Bronx Realty Advisory Board agrees not to reopen residential union contracts, avoiding strike

32BJ members gather during a strike authorization vote rally outside Bronx Supreme Court on Thursday, March 21, 2024.
32BJ members gather during a strike authorization vote rally outside Bronx Supreme Court on Thursday, March 21, 2024.
Photo Paul Frangipane

The Bronx Realty Advisory Board (BRAB) on Tuesday, April 2, announced it will not reopen residential workers’ union contracts — which will avert a strike employees said they were ready for last month.

The latest four-year contract was agreed upon in March 2023 in the final hours right before the 32BJ SEIU union — made up of 1,400 doorpeople, handy-persons, porters and superintendents — was set to go on strike. The Realty Board originally wanted to renegotiate last year’s contract with the union, citing “unfavorable” economic conditions and rising real estate industry costs.

But, on April 2 BRAB said its woes don’t reside with the 32BJ. 

“Our issues are with Albany – not the union or its membership,” BRAB President Billy Schur said in the announcement. “Rising interest and insurance rates, problems with vacancies, Housing Court, collection of arrears and a host of others coming out of the 2019 Housing Stability and Tenant Protection Act have created a hostile environment for property owners throughout New York City – but especially here in the Bronx.”

Manny Pastreich, the 32BJ union president, told the Bronx Times in an interview that the group is relieved BRAB has decided to maintain their contracts and agreed that the main areas of improvement are structural ones. 

“Solutions need to be a part of comprehensive housing reform,” Pastreich said, which he believes include protecting tenants and also advocating for more affordable housing. 

The union president said the group received BRAB’s decision at around 7 p.m. on April 1, the day the board said it would aim to reopen contracts. When BRAB didn’t, Pastreich said a cheer rang out at the union’s meeting that same night. 

“32BJ is always ready for a good fight,” he said. “Everyone was very relieved and happy.” 

Pastreich said the union members feel “good” about the wages and benefits they received during last year’s high-stress bargaining process, and assert that maintaining their contracts protects what they worked toward. The current unionized contracts don’t expire until 2027.

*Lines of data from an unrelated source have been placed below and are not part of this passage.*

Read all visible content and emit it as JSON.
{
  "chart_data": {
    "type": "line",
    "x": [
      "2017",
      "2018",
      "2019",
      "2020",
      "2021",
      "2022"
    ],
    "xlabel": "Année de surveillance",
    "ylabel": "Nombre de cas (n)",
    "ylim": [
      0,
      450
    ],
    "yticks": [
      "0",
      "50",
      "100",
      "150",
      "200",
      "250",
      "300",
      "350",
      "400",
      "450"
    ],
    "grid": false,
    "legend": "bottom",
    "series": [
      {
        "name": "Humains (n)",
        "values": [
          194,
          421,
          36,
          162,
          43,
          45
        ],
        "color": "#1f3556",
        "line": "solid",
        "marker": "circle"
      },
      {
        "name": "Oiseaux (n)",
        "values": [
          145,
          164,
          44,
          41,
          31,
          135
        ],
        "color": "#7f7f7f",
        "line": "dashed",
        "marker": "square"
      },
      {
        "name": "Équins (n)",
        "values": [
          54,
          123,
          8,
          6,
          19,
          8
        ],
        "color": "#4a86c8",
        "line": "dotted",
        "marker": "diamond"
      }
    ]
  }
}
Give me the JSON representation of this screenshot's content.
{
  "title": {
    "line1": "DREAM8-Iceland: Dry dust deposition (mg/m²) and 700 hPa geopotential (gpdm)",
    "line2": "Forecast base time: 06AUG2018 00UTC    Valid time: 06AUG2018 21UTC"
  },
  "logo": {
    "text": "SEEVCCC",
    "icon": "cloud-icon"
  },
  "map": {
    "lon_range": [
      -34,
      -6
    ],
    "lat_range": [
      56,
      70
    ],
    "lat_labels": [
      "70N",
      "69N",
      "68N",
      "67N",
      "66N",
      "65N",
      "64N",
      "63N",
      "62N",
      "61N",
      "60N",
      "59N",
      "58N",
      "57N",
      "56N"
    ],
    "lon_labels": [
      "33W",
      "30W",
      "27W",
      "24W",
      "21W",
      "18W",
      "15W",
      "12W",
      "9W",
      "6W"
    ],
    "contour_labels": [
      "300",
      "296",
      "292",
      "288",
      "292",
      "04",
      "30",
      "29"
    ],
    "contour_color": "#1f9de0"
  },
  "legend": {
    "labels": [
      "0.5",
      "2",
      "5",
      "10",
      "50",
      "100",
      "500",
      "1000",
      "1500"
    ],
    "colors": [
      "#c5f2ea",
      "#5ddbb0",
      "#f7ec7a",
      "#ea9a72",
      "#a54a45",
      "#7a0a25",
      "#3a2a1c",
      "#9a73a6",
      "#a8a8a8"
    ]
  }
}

BRAB is now calling on labor to join them in pushing the State Legislature for housing reform that works for property owners, employees, and tenants alike. 

“We want the men and women who work tirelessly to make affordable housing run smoothly in the Bronx and to be financially rewarded for the efforts, but Albany and the union leadership need to face the facts: these older buildings will not be able to stay afloat if current restrictions are not adjusted,” Schur said. “While they’re working on the budget and other legislation, we hope that our elected representatives remember that too and note that both buildings, as well as service workers, can only succeed in an environment that encourages and allows for reinvestment.”